Across all models, wether tree-based (CART and Cubist), linear (PLS), or nonlinear (SVM) the same process measurements consistently emerge as the strongest predictors. In particular, ManufacturingProcess32, Process13, and Process36 sit at or near the top of every top 10 list, and Process31 appears in SVM and CART as well. This heavy overlap (often 6–7 shared predictors across methods) shows that these process control factors are by far the most influential determinants of yield, regardless of whether we fit a simple tree, an ensemble, a linear latent-variable model, or an SVM.
c)
Plot the optimal single tree with the distribution of yield in the terminal nodes.
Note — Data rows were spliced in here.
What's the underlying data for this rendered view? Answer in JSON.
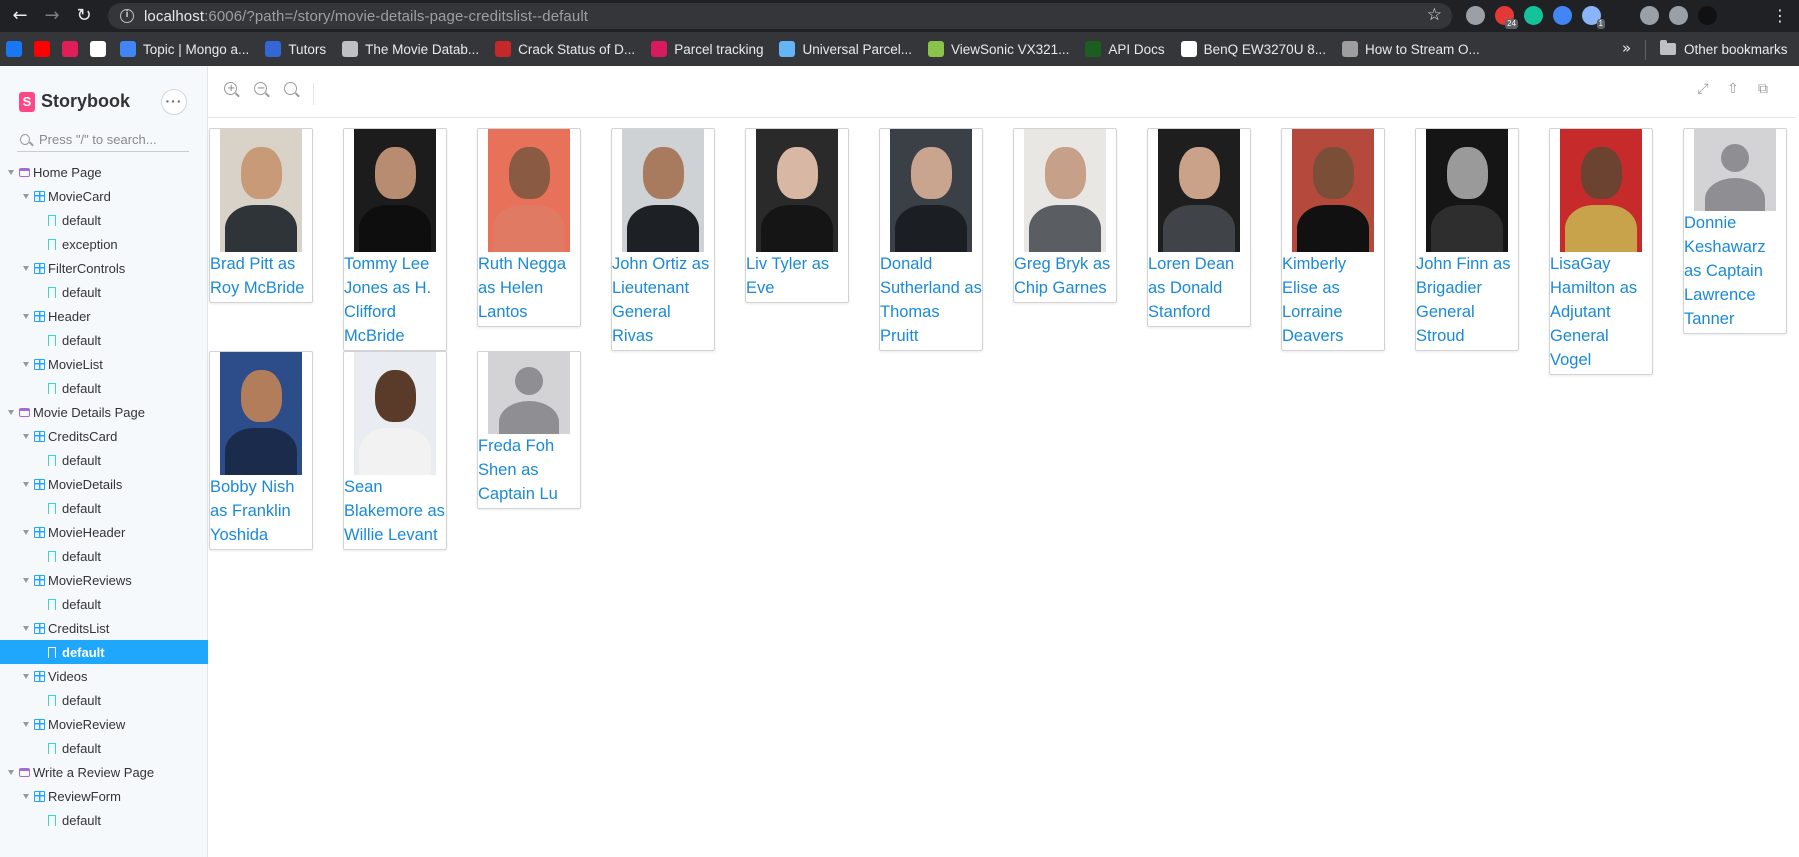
{
  "browser": {
    "url_host": "localhost",
    "url_rest": ":6006/?path=/story/movie-details-page-creditslist--default",
    "bookmarks": [
      {
        "label": "",
        "icon": "facebook-icon",
        "color": "#1877f2"
      },
      {
        "label": "",
        "icon": "youtube-icon",
        "color": "#ff0000"
      },
      {
        "label": "",
        "icon": "slack-icon",
        "color": "#e01e5a"
      },
      {
        "label": "",
        "icon": "amazon-icon",
        "color": "#ffffff"
      },
      {
        "label": "Topic | Mongo a...",
        "icon": "mongo-icon",
        "color": "#4285f4"
      },
      {
        "label": "Tutors",
        "icon": "tutors-icon",
        "color": "#3367d6"
      },
      {
        "label": "The Movie Datab...",
        "icon": "globe-icon",
        "color": "#bdc1c6"
      },
      {
        "label": "Crack Status of D...",
        "icon": "crack-icon",
        "color": "#c62828"
      },
      {
        "label": "Parcel tracking",
        "icon": "parcel-icon",
        "color": "#d81b60"
      },
      {
        "label": "Universal Parcel...",
        "icon": "universal-parcel-icon",
        "color": "#64b5f6"
      },
      {
        "label": "ViewSonic VX321...",
        "icon": "viewsonic-icon",
        "color": "#8bc34a"
      },
      {
        "label": "API Docs",
        "icon": "api-docs-icon",
        "color": "#1b5e20"
      },
      {
        "label": "BenQ EW3270U 8...",
        "icon": "amazon-icon",
        "color": "#ffffff"
      },
      {
        "label": "How to Stream O...",
        "icon": "stream-icon",
        "color": "#9e9e9e"
      }
    ],
    "other_bookmarks": "Other bookmarks",
    "extensions": [
      {
        "icon": "ext-gray-icon",
        "color": "#9aa0a6",
        "badge": ""
      },
      {
        "icon": "apd-icon",
        "color": "#e53935",
        "badge": "24"
      },
      {
        "icon": "grammarly-icon",
        "color": "#15c39a",
        "badge": ""
      },
      {
        "icon": "feather-icon",
        "color": "#4285f4",
        "badge": ""
      },
      {
        "icon": "puzzle-icon",
        "color": "#8ab4f8",
        "badge": "1"
      },
      {
        "icon": "moon-icon",
        "color": "#202124",
        "badge": ""
      },
      {
        "icon": "profile-mask-icon",
        "color": "#9aa0a6",
        "badge": ""
      },
      {
        "icon": "speed-icon",
        "color": "#9aa0a6",
        "badge": ""
      },
      {
        "icon": "account-icon",
        "color": "#111111",
        "badge": ""
      }
    ]
  },
  "storybook": {
    "brand": "Storybook",
    "search_placeholder": "Press \"/\" to search...",
    "tree": [
      {
        "kind": "group",
        "label": "Home Page",
        "level": 0,
        "selected": false
      },
      {
        "kind": "component",
        "label": "MovieCard",
        "level": 1,
        "selected": false
      },
      {
        "kind": "story",
        "label": "default",
        "level": 2,
        "selected": false
      },
      {
        "kind": "story",
        "label": "exception",
        "level": 2,
        "selected": false
      },
      {
        "kind": "component",
        "label": "FilterControls",
        "level": 1,
        "selected": false
      },
      {
        "kind": "story",
        "label": "default",
        "level": 2,
        "selected": false
      },
      {
        "kind": "component",
        "label": "Header",
        "level": 1,
        "selected": false
      },
      {
        "kind": "story",
        "label": "default",
        "level": 2,
        "selected": false
      },
      {
        "kind": "component",
        "label": "MovieList",
        "level": 1,
        "selected": false
      },
      {
        "kind": "story",
        "label": "default",
        "level": 2,
        "selected": false
      },
      {
        "kind": "group",
        "label": "Movie Details Page",
        "level": 0,
        "selected": false
      },
      {
        "kind": "component",
        "label": "CreditsCard",
        "level": 1,
        "selected": false
      },
      {
        "kind": "story",
        "label": "default",
        "level": 2,
        "selected": false
      },
      {
        "kind": "component",
        "label": "MovieDetails",
        "level": 1,
        "selected": false
      },
      {
        "kind": "story",
        "label": "default",
        "level": 2,
        "selected": false
      },
      {
        "kind": "component",
        "label": "MovieHeader",
        "level": 1,
        "selected": false
      },
      {
        "kind": "story",
        "label": "default",
        "level": 2,
        "selected": false
      },
      {
        "kind": "component",
        "label": "MovieReviews",
        "level": 1,
        "selected": false
      },
      {
        "kind": "story",
        "label": "default",
        "level": 2,
        "selected": false
      },
      {
        "kind": "component",
        "label": "CreditsList",
        "level": 1,
        "selected": false
      },
      {
        "kind": "story",
        "label": "default",
        "level": 2,
        "selected": true
      },
      {
        "kind": "component",
        "label": "Videos",
        "level": 1,
        "selected": false
      },
      {
        "kind": "story",
        "label": "default",
        "level": 2,
        "selected": false
      },
      {
        "kind": "component",
        "label": "MovieReview",
        "level": 1,
        "selected": false
      },
      {
        "kind": "story",
        "label": "default",
        "level": 2,
        "selected": false
      },
      {
        "kind": "group",
        "label": "Write a Review Page",
        "level": 0,
        "selected": false
      },
      {
        "kind": "component",
        "label": "ReviewForm",
        "level": 1,
        "selected": false
      },
      {
        "kind": "story",
        "label": "default",
        "level": 2,
        "selected": false
      }
    ]
  },
  "credits": [
    {
      "text": "Brad Pitt as Roy McBride",
      "photo": true,
      "bg": "#d9d2c8",
      "skin": "#c99a78",
      "cloth": "#2f3438"
    },
    {
      "text": "Tommy Lee Jones as H. Clifford McBride",
      "photo": true,
      "bg": "#1c1c1c",
      "skin": "#b88c70",
      "cloth": "#0e0e0e"
    },
    {
      "text": "Ruth Negga as Helen Lantos",
      "photo": true,
      "bg": "#e8715a",
      "skin": "#8a5a42",
      "cloth": "#e07a62"
    },
    {
      "text": "John Ortiz as Lieutenant General Rivas",
      "photo": true,
      "bg": "#cfd2d4",
      "skin": "#a87a5e",
      "cloth": "#1d2126"
    },
    {
      "text": "Liv Tyler as Eve",
      "photo": true,
      "bg": "#2a2a2a",
      "skin": "#d8b8a4",
      "cloth": "#151515"
    },
    {
      "text": "Donald Sutherland as Thomas Pruitt",
      "photo": true,
      "bg": "#3a4046",
      "skin": "#c9a590",
      "cloth": "#1b1f24"
    },
    {
      "text": "Greg Bryk as Chip Garnes",
      "photo": true,
      "bg": "#e9e7e4",
      "skin": "#c6a089",
      "cloth": "#5a5e63"
    },
    {
      "text": "Loren Dean as Donald Stanford",
      "photo": true,
      "bg": "#1e1e1e",
      "skin": "#caa28a",
      "cloth": "#404448"
    },
    {
      "text": "Kimberly Elise as Lorraine Deavers",
      "photo": true,
      "bg": "#b54a3c",
      "skin": "#7b4e38",
      "cloth": "#111111"
    },
    {
      "text": "John Finn as Brigadier General Stroud",
      "photo": true,
      "bg": "#151515",
      "skin": "#9a9a9a",
      "cloth": "#2e2e2e"
    },
    {
      "text": "LisaGay Hamilton as Adjutant General Vogel",
      "photo": true,
      "bg": "#c62a2a",
      "skin": "#6b4330",
      "cloth": "#c9a24c"
    },
    {
      "text": "Donnie Keshawarz as Captain Lawrence Tanner",
      "photo": false
    },
    {
      "text": "Bobby Nish as Franklin Yoshida",
      "photo": true,
      "bg": "#2c4d8a",
      "skin": "#b27d5b",
      "cloth": "#1b2b4c"
    },
    {
      "text": "Sean Blakemore as Willie Levant",
      "photo": true,
      "bg": "#e9edf2",
      "skin": "#5a3a28",
      "cloth": "#f2f2f2"
    },
    {
      "text": "Freda Foh Shen as Captain Lu",
      "photo": false
    }
  ]
}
Does this view of the data provide additional knowledge about the biological or process predictors and their relationship with yield?
library(rpart.plot)
prp(
models$CART$finalModel,
type = 2, # label nodes by split criteria
extra = 101, # draw a little histogram of y in each leaf
fallen.leaves = TRUE,
main = "Optimal CART Tree with Yield Distributions"
)
We can see that the single–tree split on ManufacturingProcess32 at 0.19 creates two very distinct yield regimes:
Left branch (MP32 < 0.19) (Terminal 2) has a median Yield around -0.5, with a wide spread down to about -3 and a few outliers up near +1.
Right branch (MP32 ≥ 0.19) (Terminal 3) jumps to a median Yield of roughly +0.7 and is much tighter, with most values sitting between 0 and +2.
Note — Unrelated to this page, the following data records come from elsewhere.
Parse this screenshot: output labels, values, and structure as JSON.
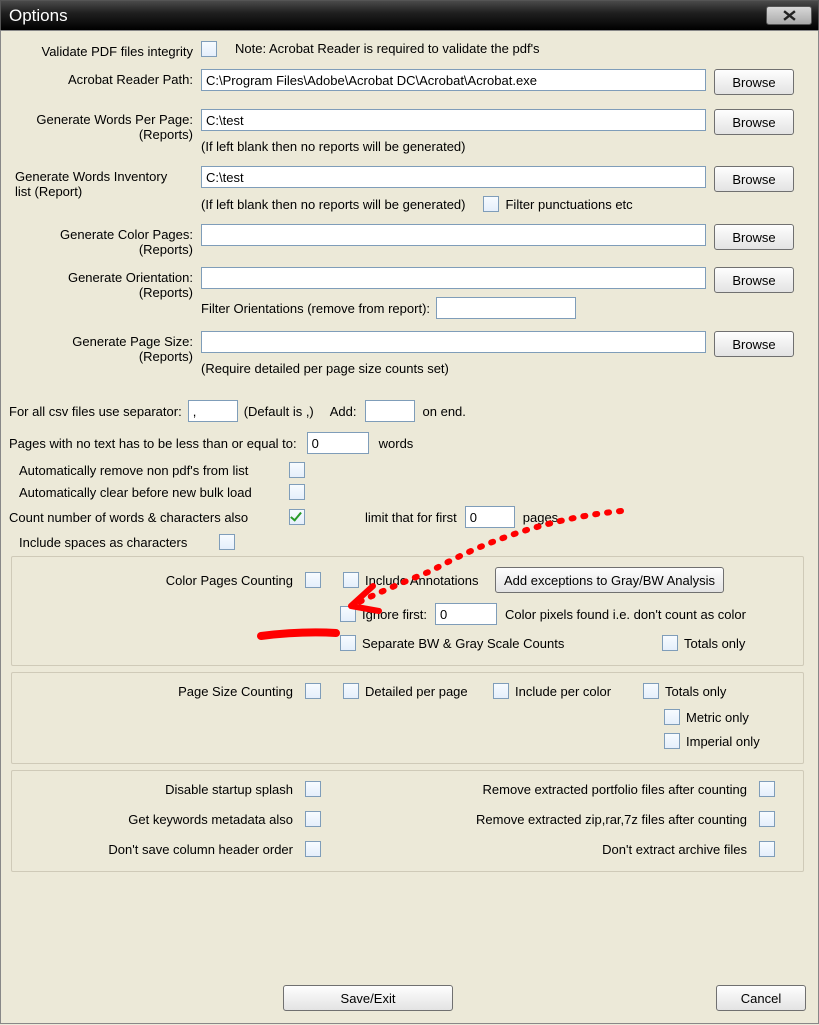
{
  "window": {
    "title": "Options"
  },
  "validate": {
    "label": "Validate PDF files integrity",
    "checked": false,
    "note": "Note: Acrobat Reader is required to validate the pdf's"
  },
  "acrobat": {
    "label": "Acrobat Reader Path:",
    "value": "C:\\Program Files\\Adobe\\Acrobat DC\\Acrobat\\Acrobat.exe",
    "browse": "Browse"
  },
  "wordsPerPage": {
    "label1": "Generate Words Per Page:",
    "label2": "(Reports)",
    "value": "C:\\test",
    "hint": "(If left blank then no reports will be generated)",
    "browse": "Browse"
  },
  "wordsInventory": {
    "label1": "Generate Words Inventory",
    "label2": "list (Report)",
    "value": "C:\\test",
    "hint": "(If left blank then no reports will be generated)",
    "filterLabel": "Filter punctuations etc",
    "filterChecked": false,
    "browse": "Browse"
  },
  "colorPages": {
    "label1": "Generate Color Pages:",
    "label2": "(Reports)",
    "value": "",
    "browse": "Browse"
  },
  "orientation": {
    "label1": "Generate Orientation:",
    "label2": "(Reports)",
    "value": "",
    "filterLabel": "Filter Orientations (remove from report):",
    "filterValue": "",
    "browse": "Browse"
  },
  "pageSize": {
    "label1": "Generate Page Size:",
    "label2": "(Reports)",
    "value": "",
    "hint": "(Require detailed per page size counts set)",
    "browse": "Browse"
  },
  "csvSep": {
    "prefix": "For all csv files use separator:",
    "value": ",",
    "default": "(Default is ,)",
    "addLabel": "Add:",
    "addValue": "",
    "suffix": "on end."
  },
  "noText": {
    "prefix": "Pages with no text has to be less than or equal to:",
    "value": "0",
    "suffix": "words"
  },
  "autoRemove": {
    "label": "Automatically remove non pdf's from list",
    "checked": false
  },
  "autoClear": {
    "label": "Automatically clear before new bulk load",
    "checked": false
  },
  "countWords": {
    "label": "Count number of words & characters also",
    "checked": true,
    "limitPrefix": "limit that for first",
    "limitValue": "0",
    "limitSuffix": "pages"
  },
  "includeSpaces": {
    "label": "Include spaces as characters",
    "checked": false
  },
  "colorCount": {
    "label": "Color Pages Counting",
    "mainChecked": false,
    "includeAnnot": {
      "label": "Include Annotations",
      "checked": false
    },
    "addExceptions": "Add exceptions to Gray/BW Analysis",
    "ignoreFirst": {
      "label": "Ignore first:",
      "checked": false,
      "value": "0",
      "suffix": "Color pixels found i.e. don't count as color"
    },
    "sepBW": {
      "label": "Separate BW & Gray Scale Counts",
      "checked": false
    },
    "totalsOnly": {
      "label": "Totals only",
      "checked": false
    }
  },
  "sizeCount": {
    "label": "Page Size Counting",
    "mainChecked": false,
    "detailed": {
      "label": "Detailed per page",
      "checked": false
    },
    "perColor": {
      "label": "Include per color",
      "checked": false
    },
    "totals": {
      "label": "Totals only",
      "checked": false
    },
    "metric": {
      "label": "Metric only",
      "checked": false
    },
    "imperial": {
      "label": "Imperial only",
      "checked": false
    }
  },
  "misc": {
    "disableSplash": {
      "label": "Disable startup splash",
      "checked": false
    },
    "removePortfolio": {
      "label": "Remove extracted portfolio files after counting",
      "checked": false
    },
    "getKeywords": {
      "label": "Get keywords metadata also",
      "checked": false
    },
    "removeZip": {
      "label": "Remove extracted zip,rar,7z files after counting",
      "checked": false
    },
    "dontSaveHeader": {
      "label": "Don't save column header order",
      "checked": false
    },
    "dontExtract": {
      "label": "Don't extract archive files",
      "checked": false
    }
  },
  "buttons": {
    "save": "Save/Exit",
    "cancel": "Cancel"
  }
}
Since no biological variables ever appear in the splits, this view confirms that process conditions (in this case, MP32) dominate the yield relationship.
# grab each training row’s terminal‐node number
train_data$terminal <- models$CART$finalModel$where
# then plot
ggplot(train_data, aes(x = factor(terminal), y = Yield)) +
geom_boxplot() +
labs(
title = "Yield Distribution Across CART Terminal Nodes",
x = "Terminal Node",
y = "Yield"
) +
theme_minimal(base_size = 14)
The box‐plots don’t reveal any secondary splits on the biological materials. Any remaining variability within the node it’s probably random noise.
Overall, plotting the yield distributions in each terminal node makes the size and consistency of the process‐variable effect very clear and shows that biological measurements add little explanation power once MP32 is partitioned.